The hardware itself is likewise a step ahead of the competition. Now, there’s not a ton of ways to stand out in the pedal game if you’re sticking to standard sized metal enclosures, but Chase Bliss opts for knurled metal knobs and the LEDs are nestled inside tiny metal calderas. They’re small touches that elevate a Chase Bliss pedal above other players in the market, which is important when you’re charging this much.
The two primary knocks against it on the hardware front are a lack of stereo outs and a nonstandard ¼-inch MIDI connection. Frankly, I don’t think the former is a major issue. I have a small handful of stereo pedals in my collection, and I almost never actually use them in stereo. The MIDI port on the other hand is a bit of a downer, especially now that ⅛-inch TRS MIDI is a widely adopted standard. Instead you need a special adapter box or a custom wired cable to connect other MIDI gear to Habit.
Also, because Chase Bliss has to make room for the dip switches all the jacks are on the sides of the pedal. This is hardly dealbreaker, but connecting audio, power and expression does eat up a little more real estate on your pedalboard than if the jacks were on the top.
Those complaints are minor nitpicks, though, and they almost don’t matter once you start playing. Even when using it as a relatively straightforward delay pedal the Habit shines, especially once you start exploring the modifiers you select using the three-way switches across the middle. (The fourth switch just above the foot switches is used for selecting and saving a pair of presets, and we’re just going to ignore that.) The middle switch changes between the two banks or turns the modifiers off, while the left switch selects which specific modifier you’re using and the knob above it dials in the amount and style of said modifier.
Each modifier has two different variations, depending on which way you turn the knob. For example, modifier A-1 is a stepped speed change quantized to fifths and octaves. To the right of 12 o’clock plays the repeats forward, while to the left plays them in reverse. This means that even if you don’t touch any of the other controls you have seven distinct delays at your fingertips.
The other modifiers include tape-like lo-fi effects, smooth pitch changes and a multimode filter. But the two most interesting are probably the trimmer and the dropper. Trimmer slices bits of audio off the start or end of a note and can be used to create complex stuttering rhythms. Meanwhile Dropper causes your signal to drop out, appropriately enough. Turn the Modify knob to the right and you’ll find rhythmic patterns; to the left and the echoes will randomly disappear. Crank that and you get heavily degraded, almost granular effects (which you can really lean into with the Spread and Scan knobs, but more on that later).

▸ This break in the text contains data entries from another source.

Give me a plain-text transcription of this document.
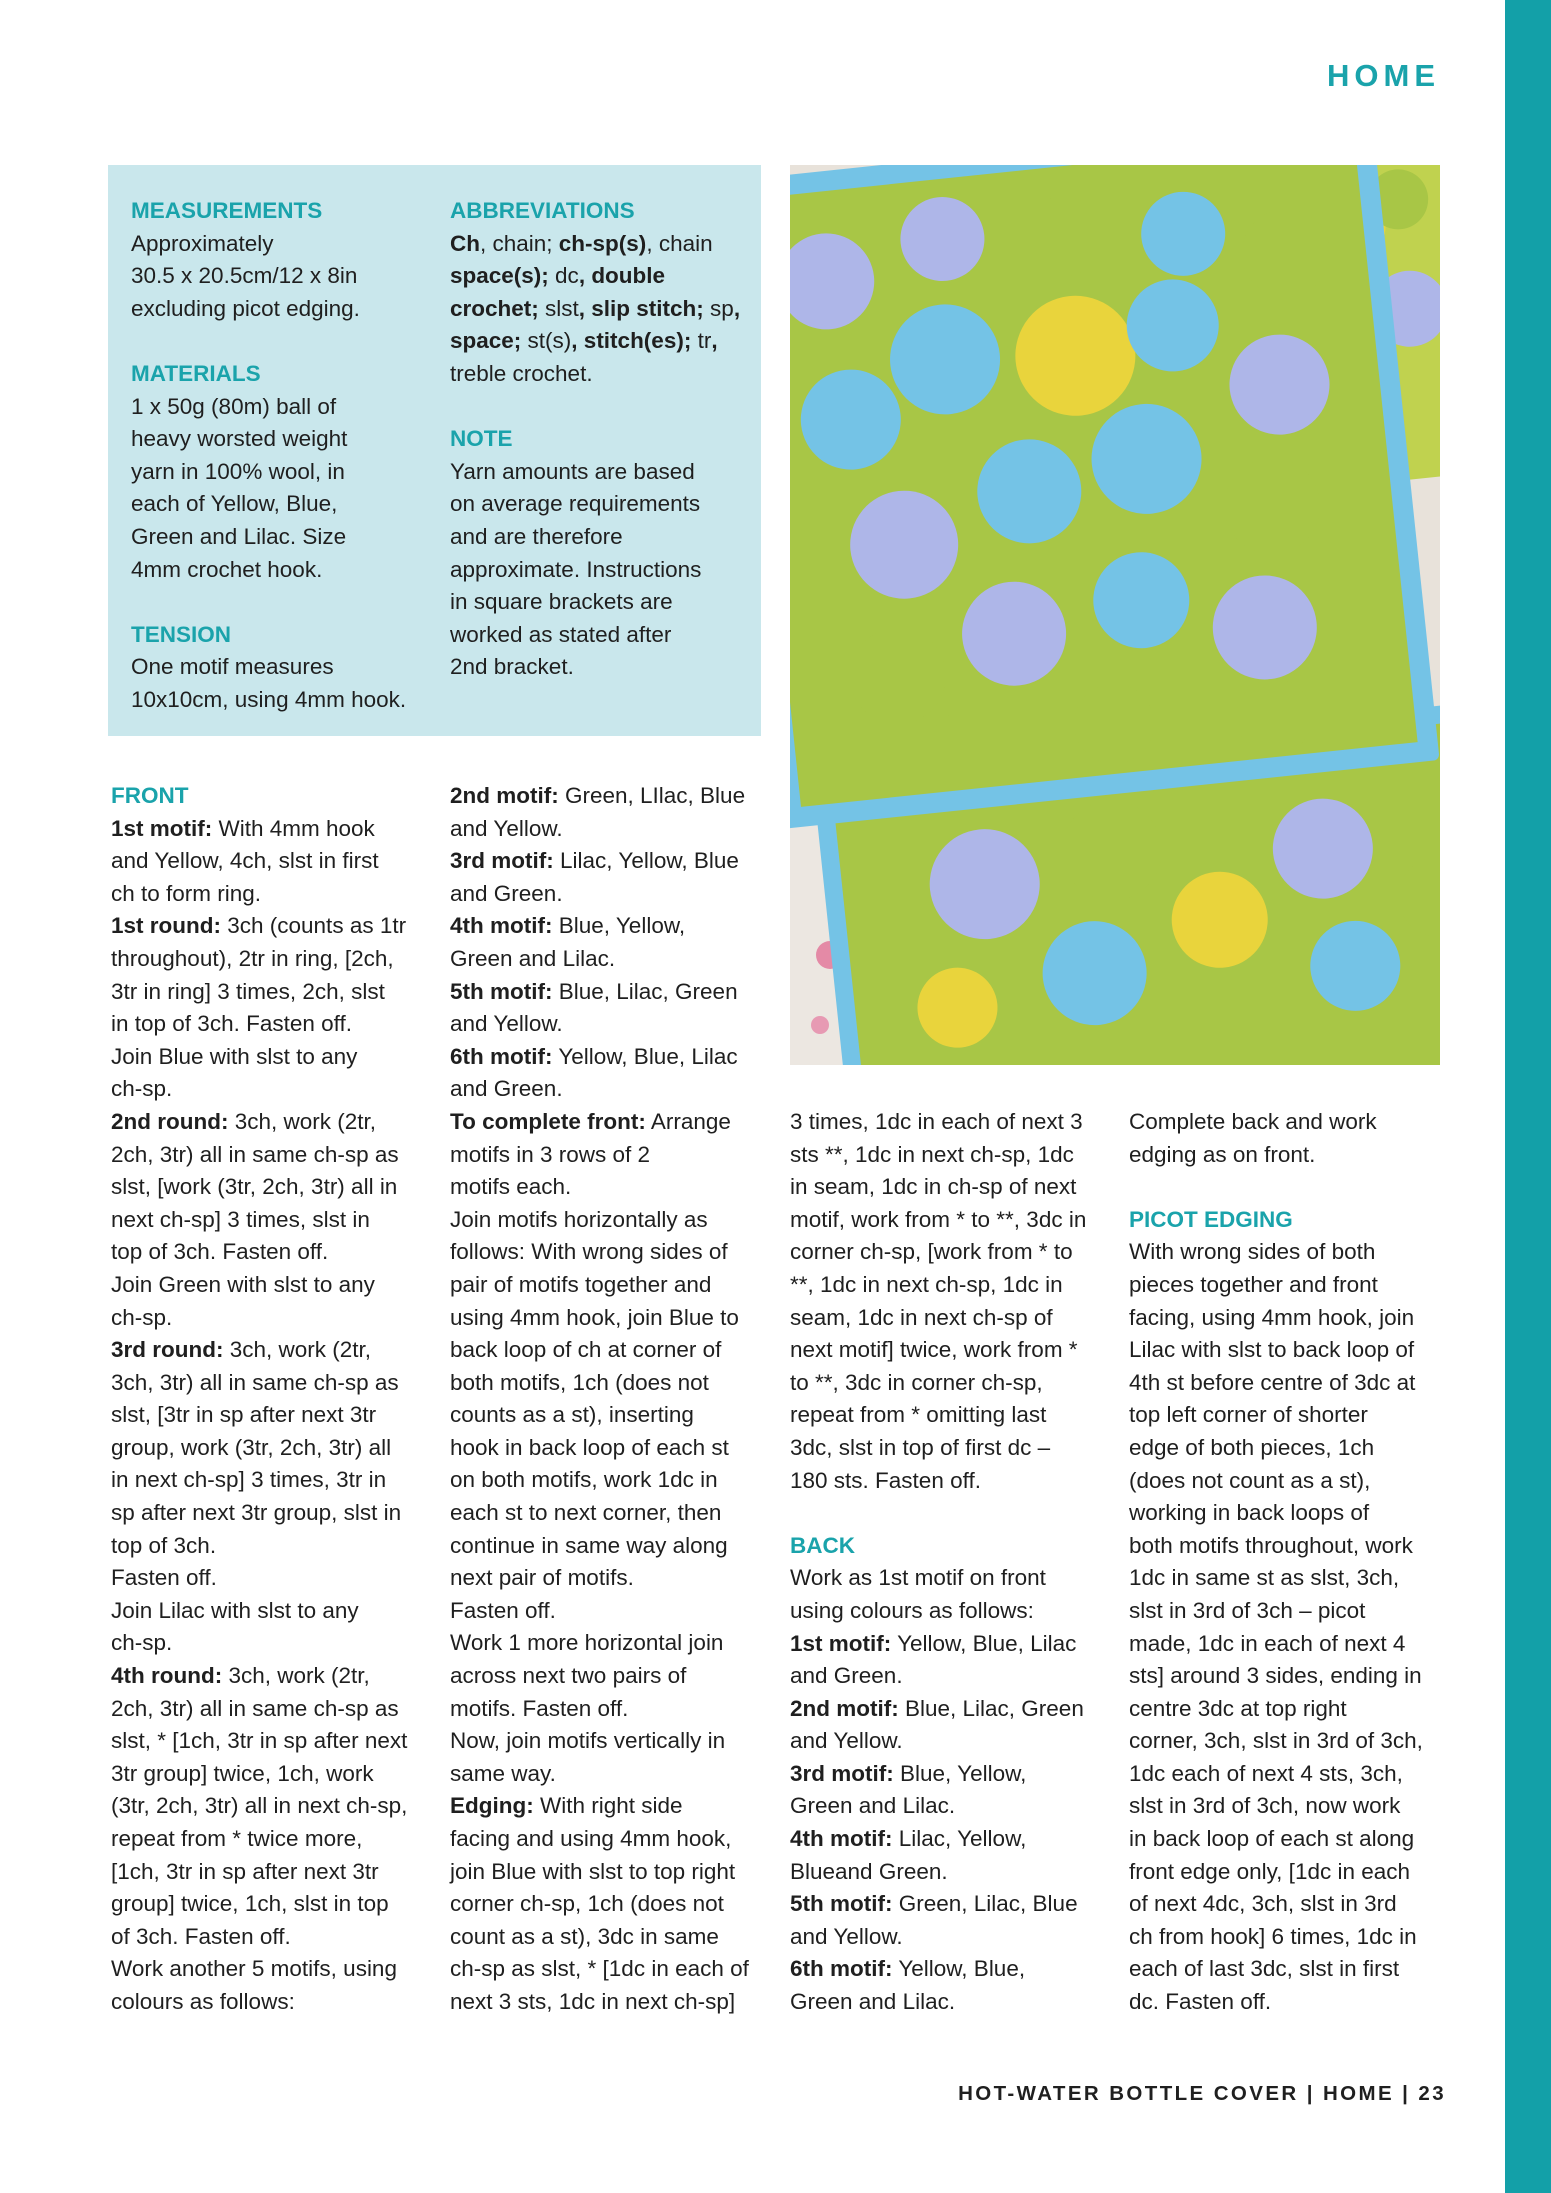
HOME

MEASUREMENTS

Approximately

30.5 x 20.5cm/12 x 8in

excluding picot edging.

MATERIALS

1 x 50g (80m) ball of

heavy worsted weight

yarn in 100% wool, in

each of Yellow, Blue,

Green and Lilac. Size

4mm crochet hook.

TENSION

One motif measures

10x10cm, using 4mm hook.

ABBREVIATIONS

Ch, chain; ch-sp(s), chain

space(s); dc, double

crochet; slst, slip stitch; sp,

space; st(s), stitch(es); tr,

treble crochet.

NOTE

Yarn amounts are based

on average requirements

and are therefore

approximate. Instructions

in square brackets are

worked as stated after

2nd bracket.

FRONT

1st motif: With 4mm hook

and Yellow, 4ch, slst in first

ch to form ring.

1st round: 3ch (counts as 1tr

throughout), 2tr in ring, [2ch,

3tr in ring] 3 times, 2ch, slst

in top of 3ch. Fasten off.

Join Blue with slst to any

ch-sp.

2nd round: 3ch, work (2tr,

2ch, 3tr) all in same ch-sp as

slst, [work (3tr, 2ch, 3tr) all in

next ch-sp] 3 times, slst in

top of 3ch. Fasten off.

Join Green with slst to any

ch-sp.

3rd round: 3ch, work (2tr,

3ch, 3tr) all in same ch-sp as

slst, [3tr in sp after next 3tr

group, work (3tr, 2ch, 3tr) all

in next ch-sp] 3 times, 3tr in

sp after next 3tr group, slst in

top of 3ch.

Fasten off.

Join Lilac with slst to any

ch-sp.

4th round: 3ch, work (2tr,

2ch, 3tr) all in same ch-sp as

slst, * [1ch, 3tr in sp after next

3tr group] twice, 1ch, work

(3tr, 2ch, 3tr) all in next ch-sp,

repeat from * twice more,

[1ch, 3tr in sp after next 3tr

group] twice, 1ch, slst in top

of 3ch. Fasten off.

Work another 5 motifs, using

colours as follows:

2nd motif: Green, LIlac, Blue

and Yellow.

3rd motif: Lilac, Yellow, Blue

and Green.

4th motif: Blue, Yellow,

Green and Lilac.

5th motif: Blue, Lilac, Green

and Yellow.

6th motif: Yellow, Blue, Lilac

and Green.

To complete front: Arrange

motifs in 3 rows of 2

motifs each.

Join motifs horizontally as

follows: With wrong sides of

pair of motifs together and

using 4mm hook, join Blue to

back loop of ch at corner of

both motifs, 1ch (does not

counts as a st), inserting

hook in back loop of each st

on both motifs, work 1dc in

each st to next corner, then

continue in same way along

next pair of motifs.

Fasten off.

Work 1 more horizontal join

across next two pairs of

motifs. Fasten off.

Now, join motifs vertically in

same way.

Edging: With right side

facing and using 4mm hook,

join Blue with slst to top right

corner ch-sp, 1ch (does not

count as a st), 3dc in same

ch-sp as slst, * [1dc in each of

next 3 sts, 1dc in next ch-sp]

3 times, 1dc in each of next 3

sts **, 1dc in next ch-sp, 1dc

in seam, 1dc in ch-sp of next

motif, work from * to **, 3dc in

corner ch-sp, [work from * to

**, 1dc in next ch-sp, 1dc in

seam, 1dc in next ch-sp of

next motif] twice, work from *

to **, 3dc in corner ch-sp,

repeat from * omitting last

3dc, slst in top of first dc –

180 sts. Fasten off.

BACK

Work as 1st motif on front

using colours as follows:

1st motif: Yellow, Blue, Lilac

and Green.

2nd motif: Blue, Lilac, Green

and Yellow.

3rd motif: Blue, Yellow,

Green and Lilac.

4th motif: Lilac, Yellow,

Blueand Green.

5th motif: Green, Lilac, Blue

and Yellow.

6th motif: Yellow, Blue,

Green and Lilac.

Complete back and work

edging as on front.

PICOT EDGING

With wrong sides of both

pieces together and front

facing, using 4mm hook, join

Lilac with slst to back loop of

4th st before centre of 3dc at

top left corner of shorter

edge of both pieces, 1ch

(does not count as a st),

working in back loops of

both motifs throughout, work

1dc in same st as slst, 3ch,

slst in 3rd of 3ch – picot

made, 1dc in each of next 4

sts] around 3 sides, ending in

centre 3dc at top right

corner, 3ch, slst in 3rd of 3ch,

1dc each of next 4 sts, 3ch,

slst in 3rd of 3ch, now work

in back loop of each st along

front edge only, [1dc in each

of next 4dc, 3ch, slst in 3rd

ch from hook] 6 times, 1dc in

each of last 3dc, slst in first

dc. Fasten off.

HOT-WATER BOTTLE COVER | HOME | 23
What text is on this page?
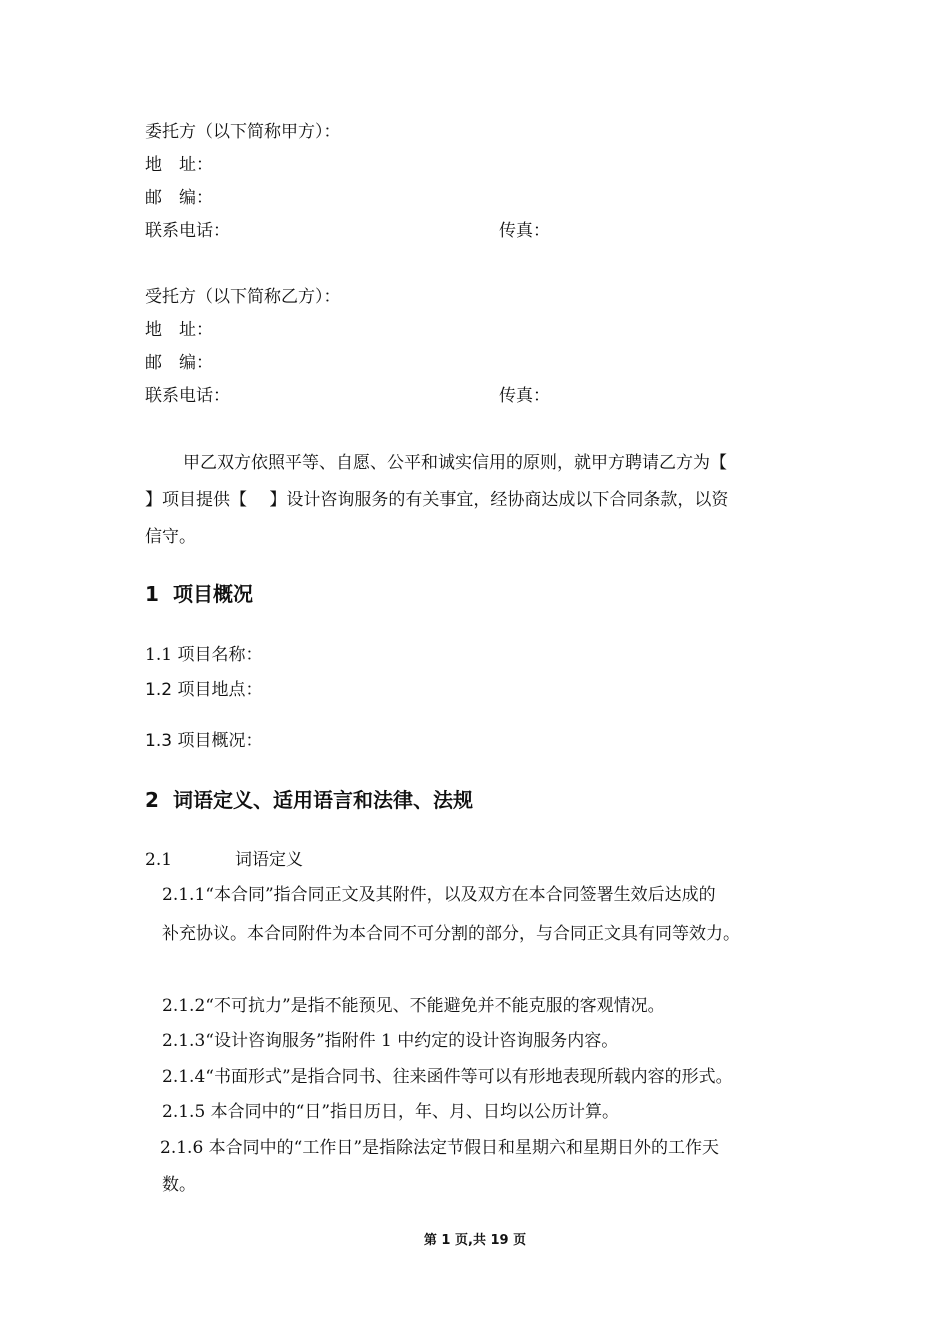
委托方（以下简称甲方）：
地　址：
邮　编：
联系电话：	传真：
受托方（以下简称乙方）：
地　址：
邮　编：
联系电话：	传真：
甲乙双方依照平等、自愿、公平和诚实信用的原则，就甲方聘请乙方为【
】项目提供【　 】设计咨询服务的有关事宜，经协商达成以下合同条款，以资
信守。
1 项目概况
1.1 项目名称：
1.2 项目地点：
1.3 项目概况：
2 词语定义、适用语言和法律、法规
2.1	词语定义
2.1.1“本合同”指合同正文及其附件，以及双方在本合同签署生效后达成的
补充协议。本合同附件为本合同不可分割的部分，与合同正文具有同等效力。
2.1.2“不可抗力”是指不能预见、不能避免并不能克服的客观情况。
2.1.3“设计咨询服务”指附件 1 中约定的设计咨询服务内容。
2.1.4“书面形式”是指合同书、往来函件等可以有形地表现所载内容的形式。
2.1.5 本合同中的“日”指日历日，年、月、日均以公历计算。
2.1.6 本合同中的“工作日”是指除法定节假日和星期六和星期日外的工作天
数。
第 1 页,共 19 页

The controls across the top are, more or less, what you’d expect on a standard delay pedal. There’s level, repeats (feedback) and size (time). One important thing to note is that, as you increase or decrease the size, there is no change in pitch. The ones below it though are where the interesting things happen. We’ve already mentioned the modifier knob, but next to that are the Spread and Scan controls. Spread controls a second playback head which allows you to get standard multitap echoes at lower settings, but as you start to increase it, it reaches further and further back into the past. It’s less of a delay and more of a sonic time machine. If used smartly, you can create cascading counter melodies as you play along with yourself from 30 seconds ago.
Scan has two modes: auto (default) and manual (controlled by one of those dip switches on the back). In auto mode it introduces random snippets of old audio. The Scan and Spread knobs interact, so as Scan starts rummaging through the past, it drags that secondary Spread playhead with it. This is important because, as you crank up the Scan, you’re making Spread all the more unpredictable. This can be fun if you’re looking for glitchy chaos, or frustrating if you’re trying to lock into a groove with yourself.
If you set Scan to manual, you’re picking out the moment of your choice from the last three minutes. This is particularly handy if you’re using the Habit as a musical sketchpad, since you can record three minutes of noodling and then go back and find the bits you really want to savor.
There is a middle ground, which is my preferred method of using Scan. If you press and hold the left foot switch it momentarily sets Scan to maximum and then snaps back to where you have it when you let go. If you use this with Scan set to zero, you’re able to insert controlled bits of chaos exactly when you want to. And since both Spread and Scan are linked to Size everything stays in sync pretty nicely.
Then there’s the three-way switch on the far right labeled In-Out-Feed. This is probably the most powerful control on the entire pedal. In the middle, or out, position you get a predictable sound where every echo sounds exactly the same. When switched to in, each echo is fed through the modifier circuit again. This can give you sparkling chimes that climb in pitch until they send your dog running for cover. Or echoes that crumble more with each repeat. Or, notes that get shorter and shorter as the Trimmer modifier shaves more and more off.
To the right is Feed mode, which sends the output of the Habit right back through the input creating echoes of echoes and accumulating modifier effects off into infinity. This is where things can get really wild. This can get you metallic, almost reverb-like drones. But it also means that, if you start turning knobs, those changes are printed to the internal “tape loop” because what’s coming out is coming right back in again and getting recorded. This becomes even more powerful when combined with the Collect dip switch on the top.